By Other Voices voices@moviecitynews.com
AFI Movie Reviews
Paul Newman brought a new, casual intelligence to male stardom in the 1950s and ’60s, a sensitive tricksterism versus Brando’s and Dean’s wounded inarticulation; David Thomson wrote that Newman “seems to me an uneasy, self-regarding personality, as if handsomeness had left him guilty.” As Fast Eddie, the talented pool player who lacks the self-esteem, focus and drive to win, Newman’s performance in THE HUSTLER (1961) was his first major critical and popular breakthrough. (It was such an iconic role for the enduring star that he would win his first and only Best Actor Oscar for playing Eddie again in the film’s (AFI no no) 1986 sequel, THE COLOR OF MONEY.) Frequenting dimly lit New York pool halls, captured in moody black-and-white by European cinematographer Eugen Schüfftan (EYES WITHOUT A FACE) and rhythmically edited by Dede Allen (BONNIE AND CLYDE), the film is an absorbing psychological drama that effectively subordinates plot to character exploration. In addition to Newman, the film boasts several other remarkable performances, including the steely George C. Scott as a pitiless gambler and Jackie Gleason as Minnesota Fats, Eddie’s ultimate adversary; both actors were nominated for Oscars for their memorable contributions.

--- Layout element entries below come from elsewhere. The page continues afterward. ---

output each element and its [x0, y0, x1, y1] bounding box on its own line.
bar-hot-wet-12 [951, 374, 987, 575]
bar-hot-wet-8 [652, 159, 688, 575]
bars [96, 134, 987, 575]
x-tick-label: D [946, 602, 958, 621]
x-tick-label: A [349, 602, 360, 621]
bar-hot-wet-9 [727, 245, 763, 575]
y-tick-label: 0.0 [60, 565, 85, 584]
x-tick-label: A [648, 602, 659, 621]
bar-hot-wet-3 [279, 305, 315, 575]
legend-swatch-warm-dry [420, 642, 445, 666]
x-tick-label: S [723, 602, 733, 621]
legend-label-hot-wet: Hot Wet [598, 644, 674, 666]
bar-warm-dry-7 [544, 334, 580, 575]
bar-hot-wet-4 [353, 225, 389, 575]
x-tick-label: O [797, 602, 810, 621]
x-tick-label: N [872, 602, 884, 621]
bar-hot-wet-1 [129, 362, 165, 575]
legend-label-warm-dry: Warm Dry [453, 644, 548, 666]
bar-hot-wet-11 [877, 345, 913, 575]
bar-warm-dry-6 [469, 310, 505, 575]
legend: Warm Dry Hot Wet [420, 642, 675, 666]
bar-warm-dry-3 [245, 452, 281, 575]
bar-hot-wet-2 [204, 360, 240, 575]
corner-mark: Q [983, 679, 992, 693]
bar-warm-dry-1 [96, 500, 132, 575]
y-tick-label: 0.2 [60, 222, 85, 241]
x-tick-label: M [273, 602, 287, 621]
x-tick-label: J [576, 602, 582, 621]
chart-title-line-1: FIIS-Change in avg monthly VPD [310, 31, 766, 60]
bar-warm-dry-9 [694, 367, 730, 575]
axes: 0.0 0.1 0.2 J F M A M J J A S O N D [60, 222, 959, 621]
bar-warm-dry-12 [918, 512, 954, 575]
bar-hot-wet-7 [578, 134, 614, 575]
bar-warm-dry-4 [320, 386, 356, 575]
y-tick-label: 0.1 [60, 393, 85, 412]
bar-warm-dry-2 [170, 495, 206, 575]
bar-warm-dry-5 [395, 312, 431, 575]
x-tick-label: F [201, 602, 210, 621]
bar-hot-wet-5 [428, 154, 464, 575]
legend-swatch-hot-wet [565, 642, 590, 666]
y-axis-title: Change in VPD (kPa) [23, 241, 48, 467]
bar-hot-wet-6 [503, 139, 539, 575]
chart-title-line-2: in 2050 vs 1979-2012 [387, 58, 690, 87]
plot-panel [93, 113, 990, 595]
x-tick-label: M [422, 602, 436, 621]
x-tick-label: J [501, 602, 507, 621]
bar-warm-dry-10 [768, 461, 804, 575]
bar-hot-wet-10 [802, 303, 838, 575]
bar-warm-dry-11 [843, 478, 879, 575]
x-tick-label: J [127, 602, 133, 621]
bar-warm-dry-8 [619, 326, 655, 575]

Fox has struck a new print of the film for this screening. (USA, 1961, 134 mins) |
|
Charlton Heston may be fondly remembered for his larger-than-life personifications of conquering heroes, but in a few striking examples, such as Sam Peckinpah’s MAJOR DUNDEE (1965) and Orson Welles’s TOUCH OF EVIL (1958)—both of which were severely edited against their directors’ wishes, defended by Heston and partially restored in recent years—he proved he was perfectly willing to tackle material that questioned the limits of power. After the wide acclaim of his second feature, RIDE THE HIGH COUNTRY (1962), Peckinpah envisioned MAJOR DUNDEE as an ambiguous morality play with equal parts John Ford and LAWRENCE OF ARABIA (1962). A Union officer demoted as a prison warden in New Mexico rallies together Confederate prisoners to pursue a marauding Apache in Mexico. With its themes of loyalty, risk and obsession, it seems like a practice run for issues that would preoccupy the director of THE WILD BUNCH (1969) for years to come, and Heston’s iron screen persona deliciously intensifies the film’s ambiguities. After Peckinpah went over budget and was fired, producers cut 20 minutes from the film, and distributors cut another 14. This partial restoration includes 11 minutes unseen for decades and a new score by Christopher Caliendo that’s closer to the filmmaker’s intentions.
(USA, 1965, 134 mins) 35mm |
|
Famously holding the record for the most number of Oscar nominations (nine) that didn’t include Best Picture, Sydney Pollack’s 1969 adaptation of a Depression-era Horace McCoy novel packs a timely punch today in the midst of the financial industry crisis. Jane Fonda plays Gloria, a bitter Dust Bowl evacuee and aspiring actress who enrolls in a Los Angeles dance marathon hoping for fame and fortune. Dance marathons began in the Roaring Twenties but by the time of the Depression attracted masses of unemployed workers and greedy promoters who capitalized on their contestants’ mental and physical exhaustion; marathons could last weeks or months, offering a kind of “reality entertainment” with strict rules that narrowed the survivors. Marathons were symbols of desperate times and a system that treated people like animals. “There can only be one winner, folks,” says one promoter. “But isn’t that the American way?” In films like TOOTSIE (1982) and OUT OF AFRICA (1985), Pollack established a reputation for romanticism, but this earlier effort offers a hard-edged allegory. He claustrophobically traps the viewer within the dance hall, achieving a heightened sense of terror with long tracking shots and handheld cameras.